Editors are also a priceless commodity. Like many writers, one may have massive wings of the imagination, but lack proper footing in the realm of grammar, sentence structure, and spelling. It is an arduous task to fly and try to land with broken feet. Stevie Grace Ricketts, a BookRix member, is an excellent editor and has helped me with my work. Also, I have received beneficial BookRix membership help from Wendy Reakes, Stacey Doss, and Carol Wills. 

What genre do you normally write in? Also, is there a genre you've always wanted to write in, but don't feel you could pull it off?
I have three main genres that I focus on: Fantasy, Science Fiction, and Horror. These genres are vast enough to keep me busy for a life time. For now, I do not hold a keen interest in writing for other genres. 

Do you ever base your characters on people you know? 

Yes, I consider every person I have ever met, read about, observed from a distance, or have watched and communicated with via any form of modern media fair game to build future characters for my stories. 
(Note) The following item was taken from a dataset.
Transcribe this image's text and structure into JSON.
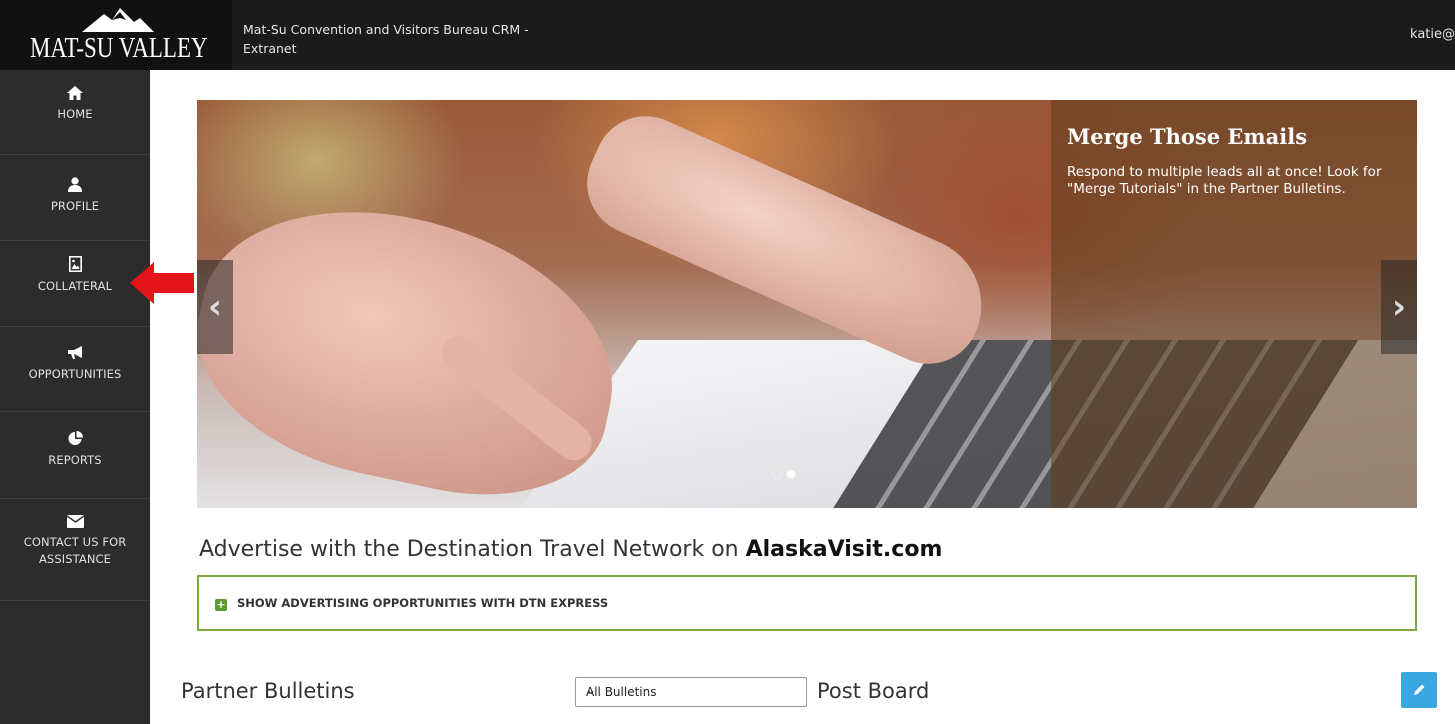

However, as of yet, I have not based any of my characters on a single person. I use my personal, social library of experience to be my stock medium of colors. My characters are mostly hybrids of many people that I have met throughout different parts of my life.
Like mosaic art, I take a little piece of this, and a little bit of that, until I create a new fictional character. They are all breathing Frankensteins of past perceptions and memories. 

What advice would you give to someone who was just starting off in writing? 

Perseverance is the key. If you are a true writer, you will continue to do it, regardless of whether the world approves of your work or not. Take every win and loss as a gift, an opportunity to improve. 

Do your stories tend to have morals, or special messages, included within them? 

Every reader is different, morally. I focus more on catching a reader's attention, getting them to empathize with the characters, and taking them along for the ride as the characters face overwhelming obstacles to attain their goals. 

If there is a moral involved, it is a subjective bi-product acquired by the reader, alone. I do not purposely or directly apply morals to my work. 

Tell us why we would enjoy reading your books? 
Well, from what I hear, my stories are thought provoking and a little strange. If you are into slightly warped storytelling, I'm your man.